Sono previste sanzioni per quei docenti che non ottemperassero, del tutto o in parte, all’obbligo di formazione secondo i dettami del decreto-legge?
Bisognerà vedere come si evolverà normativamente la questione del “codice etico”. Per il momento possiamo solo riportare quanto previsto dall’art. 4 del DL (“Aggiornamento dei codici di comportamento e formazione in tema di etica pubblica”), che fissa norme su cosa i docenti (in quanto pubblici dipendenti) possono dire circa la pubblica amministrazione: «Il codice contiene, altresì, una sezione dedicata al corretto utilizzo delle tecnologie informatiche e dei mezzi di informazione e social media da parte dei dipendenti pubblici, anche al fine di tutelare l’immagine della pubblica amministrazione». Significa che i docenti non potranno esprimere pareri negativi in proposito sui social media. In un prossimo articolo analizzeremo meglio la questione.

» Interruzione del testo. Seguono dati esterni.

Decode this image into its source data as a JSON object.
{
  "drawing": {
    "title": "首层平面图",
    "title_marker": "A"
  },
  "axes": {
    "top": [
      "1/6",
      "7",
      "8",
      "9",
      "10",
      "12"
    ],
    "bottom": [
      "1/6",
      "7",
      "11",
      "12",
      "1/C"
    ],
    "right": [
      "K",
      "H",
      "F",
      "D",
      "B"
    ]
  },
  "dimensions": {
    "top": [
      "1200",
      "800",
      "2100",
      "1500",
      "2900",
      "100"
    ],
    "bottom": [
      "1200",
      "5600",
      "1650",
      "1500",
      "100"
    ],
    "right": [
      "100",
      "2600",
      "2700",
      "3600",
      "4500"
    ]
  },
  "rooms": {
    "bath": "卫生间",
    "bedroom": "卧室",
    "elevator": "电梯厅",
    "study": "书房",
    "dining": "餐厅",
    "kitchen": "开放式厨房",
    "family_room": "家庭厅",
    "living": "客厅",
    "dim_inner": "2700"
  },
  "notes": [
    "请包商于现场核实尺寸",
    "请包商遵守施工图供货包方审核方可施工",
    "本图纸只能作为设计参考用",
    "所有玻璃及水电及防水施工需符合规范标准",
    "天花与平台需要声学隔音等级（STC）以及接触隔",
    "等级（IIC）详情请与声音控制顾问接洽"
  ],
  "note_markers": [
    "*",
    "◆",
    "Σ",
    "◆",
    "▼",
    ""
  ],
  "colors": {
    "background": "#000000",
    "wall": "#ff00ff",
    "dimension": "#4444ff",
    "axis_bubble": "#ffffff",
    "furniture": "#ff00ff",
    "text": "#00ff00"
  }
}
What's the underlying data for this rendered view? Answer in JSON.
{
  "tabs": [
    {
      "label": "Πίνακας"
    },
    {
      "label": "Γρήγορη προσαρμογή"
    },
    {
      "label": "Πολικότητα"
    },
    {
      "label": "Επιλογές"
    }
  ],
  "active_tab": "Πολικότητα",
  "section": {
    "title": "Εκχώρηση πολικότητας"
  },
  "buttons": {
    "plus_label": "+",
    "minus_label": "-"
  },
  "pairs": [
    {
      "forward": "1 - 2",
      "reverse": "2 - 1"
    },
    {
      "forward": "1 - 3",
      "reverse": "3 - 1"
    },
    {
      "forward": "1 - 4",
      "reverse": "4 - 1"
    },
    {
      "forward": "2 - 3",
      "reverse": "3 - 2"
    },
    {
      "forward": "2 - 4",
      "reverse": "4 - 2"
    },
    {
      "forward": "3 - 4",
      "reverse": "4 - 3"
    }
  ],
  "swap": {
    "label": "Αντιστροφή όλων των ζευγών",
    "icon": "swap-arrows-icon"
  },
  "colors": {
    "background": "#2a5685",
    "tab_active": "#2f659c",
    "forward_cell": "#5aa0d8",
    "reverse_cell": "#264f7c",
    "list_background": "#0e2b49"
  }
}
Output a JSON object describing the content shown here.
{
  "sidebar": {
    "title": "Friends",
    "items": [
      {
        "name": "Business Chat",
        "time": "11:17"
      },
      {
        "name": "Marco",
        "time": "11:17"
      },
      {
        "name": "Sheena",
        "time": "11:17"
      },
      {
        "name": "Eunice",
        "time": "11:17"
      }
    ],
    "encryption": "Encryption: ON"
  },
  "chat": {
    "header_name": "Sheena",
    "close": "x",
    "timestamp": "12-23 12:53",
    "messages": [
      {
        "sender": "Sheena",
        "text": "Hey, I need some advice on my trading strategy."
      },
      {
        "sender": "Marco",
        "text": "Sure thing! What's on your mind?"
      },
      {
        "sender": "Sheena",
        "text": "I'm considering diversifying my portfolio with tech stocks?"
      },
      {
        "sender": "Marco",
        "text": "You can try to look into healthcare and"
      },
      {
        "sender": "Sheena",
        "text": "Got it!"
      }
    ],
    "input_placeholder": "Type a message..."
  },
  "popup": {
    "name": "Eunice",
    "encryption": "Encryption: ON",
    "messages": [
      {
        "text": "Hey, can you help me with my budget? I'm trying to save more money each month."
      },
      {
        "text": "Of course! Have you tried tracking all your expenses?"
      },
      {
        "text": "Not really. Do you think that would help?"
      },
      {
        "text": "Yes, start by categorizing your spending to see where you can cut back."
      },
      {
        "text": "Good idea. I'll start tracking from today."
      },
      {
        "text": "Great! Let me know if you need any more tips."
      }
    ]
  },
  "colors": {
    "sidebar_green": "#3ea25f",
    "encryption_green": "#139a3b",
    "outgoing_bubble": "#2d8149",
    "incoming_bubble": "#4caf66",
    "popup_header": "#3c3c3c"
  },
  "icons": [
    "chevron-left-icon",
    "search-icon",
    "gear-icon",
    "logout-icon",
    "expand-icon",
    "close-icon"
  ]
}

Le firme di questo ennesimo bel regalo ai docenti (con disposizioni relative all’impiego del PNRR) sono di Mattarella e di Draghi, nonché dei ministri Franco (economia e finanze), Bianchi (istruzione), Brunetta (pubblica amministrazione), Colao (innovazione tecnologica e transizione digitale), Carfagna (Sud e coesione territoriale), Cingolani (transizione ecologica), Cartabia (giustizia), Messa (università e ricerca), Garavaglia (turismo), Orlando (lavoro e politiche sociali), Giorgetti (sviluppo economico), Bonetti (pari opportunità e famiglia), Speranza (salute), Giovannini (infrastrutture e mobilità sostenibile), Gelmini (affari regionali e autonomie).